Plan big, think big, Lee-Chin tells NCU graduates
MANDEVILLE, Manchester – As an example of success in a challenging world, the Northern Caribbean University (NCU) could hardly have found a more suitable motivational speaker for its 2007 graduation ceremony than the Jamaican/Canadian billionaire, Michael Lee-Chin.
“Make no little plans, plan big, think big … aspiration is the real fuel for progress,” Lee-Chin, who was earlier conferred with the NCU’s Honorary Doctor of Laws degree, told the second commencement of a record 1,136-member graduation class at the university’s gymnatorium last Sunday.
Lee-Chin, chairman of the National Commercial Bank of Jamaica and its parent company AIC, one of the largest money management companies in Canada, told the NCU fraternity that “persistence and determination are prerequisites” for success.
He said the students should seek to build success on “an enduring value system based on openness, honesty, integrity, meritocracy, fairness, transparency and excellence”.
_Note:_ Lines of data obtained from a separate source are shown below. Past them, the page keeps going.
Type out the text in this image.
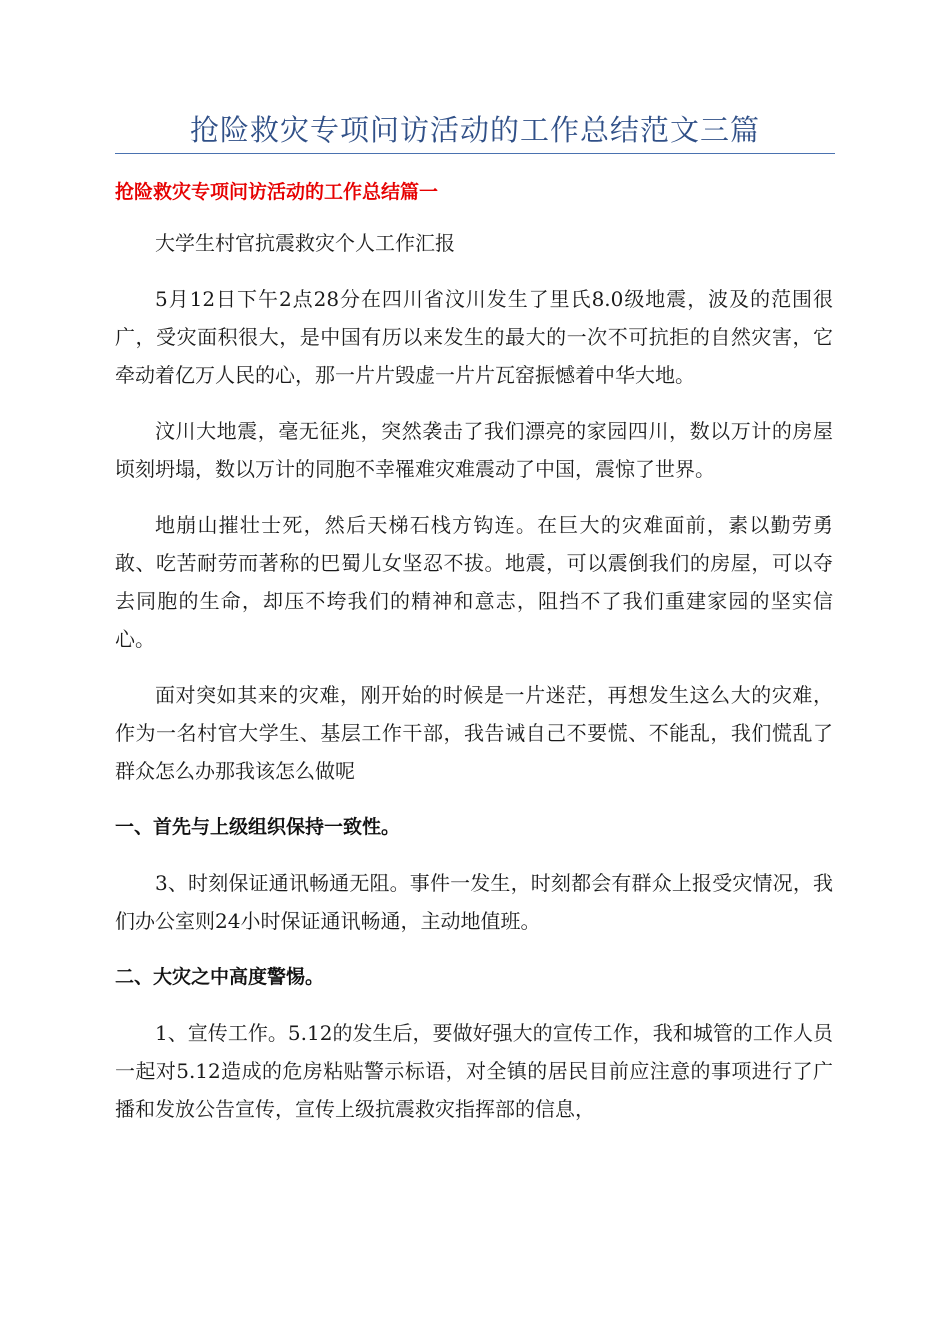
抢险救灾专项问访活动的工作总结范文三篇
抢险救灾专项问访活动的工作总结篇一

大学生村官抗震救灾个人工作汇报

5月12日下午2点28分在四川省汶川发生了里氏8.0级地震，波及的范围很广，受灾面积很大，是中国有历以来发生的最大的一次不可抗拒的自然灾害，它牵动着亿万人民的心，那一片片毁虚一片片瓦窑振憾着中华大地。

汶川大地震，毫无征兆，突然袭击了我们漂亮的家园四川，数以万计的房屋顷刻坍塌，数以万计的同胞不幸罹难灾难震动了中国，震惊了世界。

地崩山摧壮士死，然后天梯石栈方钩连。在巨大的灾难面前，素以勤劳勇敢、吃苦耐劳而著称的巴蜀儿女坚忍不拔。地震，可以震倒我们的房屋，可以夺去同胞的生命，却压不垮我们的精神和意志，阻挡不了我们重建家园的坚实信心。

面对突如其来的灾难，刚开始的时候是一片迷茫，再想发生这么大的灾难，作为一名村官大学生、基层工作干部，我告诫自己不要慌、不能乱，我们慌乱了群众怎么办那我该怎么做呢

一、首先与上级组织保持一致性。

3、时刻保证通讯畅通无阻。事件一发生，时刻都会有群众上报受灾情况，我们办公室则24小时保证通讯畅通，主动地值班。

二、大灾之中高度警惕。

1、宣传工作。5.12的发生后，要做好强大的宣传工作，我和城管的工作人员一起对5.12造成的危房粘贴警示标语，对全镇的居民目前应注意的事项进行了广播和发放公告宣传，宣传上级抗震救灾指挥部的信息，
Sharing a story of how in 1999 he transformed a crisis into a “wonderful opportunity” by boldly buying shares when the experts expected him to be selling, and ended up making C$500 million in profits for his company and clients, Lee-Chin encouraged his listeners to take heed of the “Chinese definition” of crisis: “Crisis equals danger, plus opportunity.”
“When there is a crisis, most people focus on the first component but there is also the second component …,” he shared, adding that “progress requires calculated risks and bold moves …”
The 56-year-old Lee-Chin studied civil engineering in Canada in the early 1970s with the help of a Jamaican Government grant before he gained sensational success in the financial services.
On Sunday, he argued that “there is a fine line between success and failure”.
“That line is defined by your attitude,” he told the graduates.
He lauded the advantages of a stable, healthy upbringing. That reality dawned on him in 2002 as he prepared to sign the cheque that gave his AIC control of the National Commercial Bank, he said.
Then, he asked himself, “How is it possible for the son of two clerks to buy the National Commercial Bank …?”
He said it was possible because he was “blessed” to have been born “in a country that nurtured my confidence (and) blessed to be born to parents who set standards, who led by example, showed consistency of behaviour, who were transparent”.
By extension, Lee-Chin – who has invested J$155 million in the building of a nursing school, the Hyacinth Chen School of Nursing (named after his mother) at NCU – said it was incumbent on those who are “blessed” to help others not so blessed.
His parting shot to the students were the words of National Hero Marcus Garvey: “What you do and what you say, form part of the influence you are able to wield, a man who is to lead and a woman who is to be a leader must be clean in thoughts and clean in actions.”
Lee-Chin apart, honorary degrees were also conferred by the Seventh day Adventist-run NCU on retired oral surgeon, Dr Byron Robinson, and his wife Dorothea Robinson, a nurse. Businessman Everard Daley was honoured as the NCU’s 2007 Product Sample.